Forum Moderators: Robert Charlton & goodroi
However looking on the web there are over 27 million pages that also have these session ids:
about 27,600,000 for inurl:jsessionid
Seems to me that Google would take this into consideration and just filter out the results.
The questions are: Do you think it is worth the time and effort to push the client to somehow change this? What kind of return on their investment would they see? Any unknown issues that can cause problems with the site and/or indexed pages?
>to push the client to somehow change this?
yes - without question. Get them to change it, or let the client go.
> What kind of return on their investment would they see?
Too many variables to know for certain, but it could mean major differences in rankings. They can do what they are doing in cookies instead.
Seems to me that Google would take this into consideration and just filter out the results.
looking on the web there are over 27 million pages that also have these session ids
Didn't you answer your own question? :)
Seriously though, session ids in the URL are one of the worse things a site can have. Even if Google is ever smart enough to ignore them, stupider spiders will hammer away at the site, costing the site owner in unnecessary bandwidth.
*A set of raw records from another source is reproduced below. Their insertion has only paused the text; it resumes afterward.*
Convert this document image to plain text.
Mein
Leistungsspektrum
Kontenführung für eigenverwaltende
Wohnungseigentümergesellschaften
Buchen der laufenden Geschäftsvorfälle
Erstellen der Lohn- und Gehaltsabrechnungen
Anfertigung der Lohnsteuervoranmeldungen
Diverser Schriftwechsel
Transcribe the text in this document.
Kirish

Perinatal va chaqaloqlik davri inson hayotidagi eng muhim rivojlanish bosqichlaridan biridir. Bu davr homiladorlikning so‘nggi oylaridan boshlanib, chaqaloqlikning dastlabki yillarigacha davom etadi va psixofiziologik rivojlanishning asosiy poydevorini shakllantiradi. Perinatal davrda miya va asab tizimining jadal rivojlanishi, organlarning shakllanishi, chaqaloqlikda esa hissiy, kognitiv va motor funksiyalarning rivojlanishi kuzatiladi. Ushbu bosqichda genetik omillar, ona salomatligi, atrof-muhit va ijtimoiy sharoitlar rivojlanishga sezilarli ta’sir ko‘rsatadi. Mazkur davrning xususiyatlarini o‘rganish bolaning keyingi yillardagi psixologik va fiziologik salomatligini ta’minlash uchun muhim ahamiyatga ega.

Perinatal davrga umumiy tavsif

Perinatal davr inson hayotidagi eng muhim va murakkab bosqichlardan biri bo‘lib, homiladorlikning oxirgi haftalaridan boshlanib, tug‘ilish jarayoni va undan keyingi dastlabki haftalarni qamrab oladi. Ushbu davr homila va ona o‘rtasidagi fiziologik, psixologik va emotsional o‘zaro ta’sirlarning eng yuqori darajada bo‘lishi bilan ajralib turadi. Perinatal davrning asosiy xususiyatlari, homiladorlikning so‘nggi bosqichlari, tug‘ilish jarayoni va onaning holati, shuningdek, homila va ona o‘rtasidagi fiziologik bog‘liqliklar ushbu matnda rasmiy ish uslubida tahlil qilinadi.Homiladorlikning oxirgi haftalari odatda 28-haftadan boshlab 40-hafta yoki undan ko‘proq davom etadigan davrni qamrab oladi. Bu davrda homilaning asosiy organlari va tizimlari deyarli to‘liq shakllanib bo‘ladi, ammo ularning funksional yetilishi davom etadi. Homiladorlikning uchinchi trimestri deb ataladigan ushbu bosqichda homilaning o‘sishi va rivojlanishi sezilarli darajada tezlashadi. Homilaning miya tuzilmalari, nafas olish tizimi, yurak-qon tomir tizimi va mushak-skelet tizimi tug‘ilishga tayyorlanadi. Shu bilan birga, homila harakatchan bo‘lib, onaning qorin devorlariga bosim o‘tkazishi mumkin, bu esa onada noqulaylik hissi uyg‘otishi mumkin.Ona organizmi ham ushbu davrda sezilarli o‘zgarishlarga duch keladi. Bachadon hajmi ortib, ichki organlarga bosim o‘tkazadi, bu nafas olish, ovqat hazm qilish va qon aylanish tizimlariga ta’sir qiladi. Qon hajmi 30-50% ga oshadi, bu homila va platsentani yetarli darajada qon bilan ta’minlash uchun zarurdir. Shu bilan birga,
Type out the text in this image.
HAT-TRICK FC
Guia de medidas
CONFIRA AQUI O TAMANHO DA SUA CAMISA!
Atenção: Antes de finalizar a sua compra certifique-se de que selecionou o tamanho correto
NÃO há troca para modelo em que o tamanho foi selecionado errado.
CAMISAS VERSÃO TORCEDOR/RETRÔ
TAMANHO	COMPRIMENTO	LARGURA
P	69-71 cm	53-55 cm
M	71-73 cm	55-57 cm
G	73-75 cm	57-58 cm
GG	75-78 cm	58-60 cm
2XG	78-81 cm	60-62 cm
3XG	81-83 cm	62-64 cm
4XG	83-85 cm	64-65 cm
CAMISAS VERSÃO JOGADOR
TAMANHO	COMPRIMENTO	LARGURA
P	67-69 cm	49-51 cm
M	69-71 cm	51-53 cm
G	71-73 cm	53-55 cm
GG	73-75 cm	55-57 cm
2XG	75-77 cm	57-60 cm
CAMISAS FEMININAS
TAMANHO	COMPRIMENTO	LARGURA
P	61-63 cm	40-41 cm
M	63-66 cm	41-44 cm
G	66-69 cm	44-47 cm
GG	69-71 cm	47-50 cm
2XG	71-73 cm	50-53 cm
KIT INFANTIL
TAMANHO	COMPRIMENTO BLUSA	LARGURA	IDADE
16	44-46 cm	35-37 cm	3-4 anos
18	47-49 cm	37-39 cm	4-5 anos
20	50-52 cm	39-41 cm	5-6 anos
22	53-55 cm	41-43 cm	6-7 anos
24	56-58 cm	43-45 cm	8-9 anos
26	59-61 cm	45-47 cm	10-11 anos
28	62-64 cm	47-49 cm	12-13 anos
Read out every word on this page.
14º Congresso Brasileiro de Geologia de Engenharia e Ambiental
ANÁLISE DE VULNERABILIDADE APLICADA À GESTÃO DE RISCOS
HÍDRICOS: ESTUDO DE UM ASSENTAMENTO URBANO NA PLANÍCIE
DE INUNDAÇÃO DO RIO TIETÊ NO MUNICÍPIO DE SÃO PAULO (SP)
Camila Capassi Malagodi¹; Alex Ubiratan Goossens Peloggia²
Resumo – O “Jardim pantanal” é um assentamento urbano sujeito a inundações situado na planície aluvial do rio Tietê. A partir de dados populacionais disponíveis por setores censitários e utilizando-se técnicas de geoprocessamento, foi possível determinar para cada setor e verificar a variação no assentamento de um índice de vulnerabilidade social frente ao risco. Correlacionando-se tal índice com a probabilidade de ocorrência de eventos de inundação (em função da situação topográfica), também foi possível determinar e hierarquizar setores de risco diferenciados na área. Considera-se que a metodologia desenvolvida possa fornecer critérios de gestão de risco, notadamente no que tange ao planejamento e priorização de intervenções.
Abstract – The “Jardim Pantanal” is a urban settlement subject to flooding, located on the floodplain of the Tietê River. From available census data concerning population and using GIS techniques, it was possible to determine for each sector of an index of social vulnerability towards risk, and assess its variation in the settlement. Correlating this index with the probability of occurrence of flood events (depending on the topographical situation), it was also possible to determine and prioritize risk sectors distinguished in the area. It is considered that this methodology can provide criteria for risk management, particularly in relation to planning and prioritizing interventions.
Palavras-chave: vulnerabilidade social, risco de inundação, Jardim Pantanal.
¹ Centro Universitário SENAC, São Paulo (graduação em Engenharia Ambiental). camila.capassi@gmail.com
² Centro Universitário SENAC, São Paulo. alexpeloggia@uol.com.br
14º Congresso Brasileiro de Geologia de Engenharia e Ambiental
Even a mediocre programmer should be able to get session ids out of the URL very easily -- make sure they do so.
It would be even worse if my app needed the session cookie/id (which it does not). Java struts does not provide an easy way to nuke this 100%.
You can partially solve this problem by adding <% @page session="false" %> to the top of each struts tile.
If necessary, use your httpd.conf file and RewriteRule the sessions ids out if the visitor is a bot, like googlebot.
Easy to do, you can have the fix in place wihtin 1 day, and you will save yourself lots of grief. If it is already too late, then by fixing this you will remove duplicate content, and you will get better rankings back eventually.
Fix it NOW! Stop thinking about it and just do it!